In contrast, regorafenib was associated with more grade ≥3 hypertension (13.7% vs 1.0% as first treatment; 10% vs 0% as second treatment), fatigue (9.8% vs 2.9% as first treatment), and hand–foot skin reaction (5.9% vs 0% as first treatment). Most patients started regorafenib at reduced doses, and only about a quarter escalated to the full 160 mg/day dose.
Conclusion
The PARERE study did not identify a superior treatment sequence in terms of overall survival, but it did provide strong randomized evidence that panitumumab re-treatment is more active than regorafenib in chemorefractory RAS/BRAF ctDNA wild-type mCRC. Across both treatment lines, panitumumab consistently achieved higher response rates, higher disease control rates, and longer progression-free survival, with a generally manageable safety profile.

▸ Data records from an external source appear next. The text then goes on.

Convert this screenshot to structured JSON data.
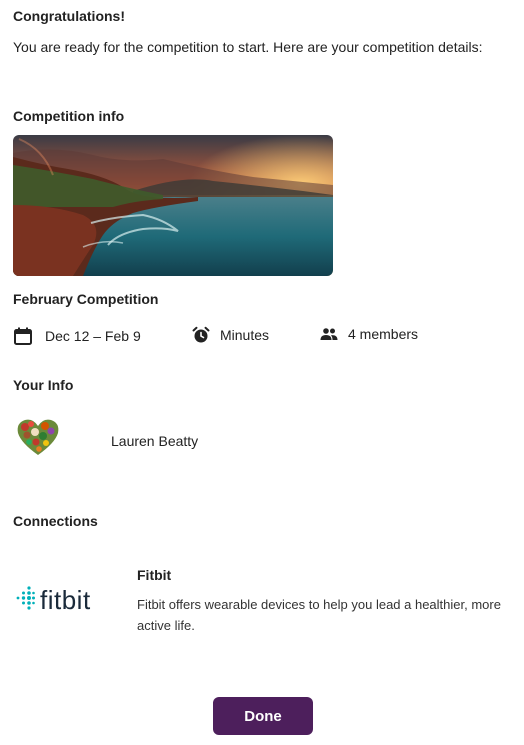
{
  "header": {
    "title": "Congratulations!",
    "message": "You are ready for the competition to start. Here are your competition details:"
  },
  "competition": {
    "section_title": "Competition info",
    "name": "February Competition",
    "dates": "Dec 12 – Feb 9",
    "metric": "Minutes",
    "members": "4 members"
  },
  "your_info": {
    "section_title": "Your Info",
    "user_name": "Lauren Beatty"
  },
  "connections": {
    "section_title": "Connections",
    "items": [
      {
        "logo_text": "fitbit",
        "name": "Fitbit",
        "description": "Fitbit offers wearable devices to help you lead a healthier, more active life."
      }
    ]
  },
  "actions": {
    "done_label": "Done"
  },
  "colors": {
    "primary": "#4d1f5c",
    "fitbit_teal": "#00b0b9"
  },
  "icons": {
    "dates": "calendar-icon",
    "metric": "alarm-clock-icon",
    "members": "people-icon"
  }
}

Just as importantly, PARERE highlights the clinical value of liquid biopsy-guided selection, showing that 38% of screened patients carried ctDNA resistance mutations and would likely not have benefited from anti-EGFR re-treatment. The exploratory findings further suggest that deeper molecular hyperselection may refine patient selection even more, and that patients with an anti-EGFR-free interval of 6 months or less may be less suitable candidates for this approach.
Overall, PARERE supports anti-EGFR re-treatment as a meaningful option in the continuum of care for chemorefractory mCRC, particularly when tumor shrinkage is needed and ctDNA confirms the absence of acquired resistance alterations.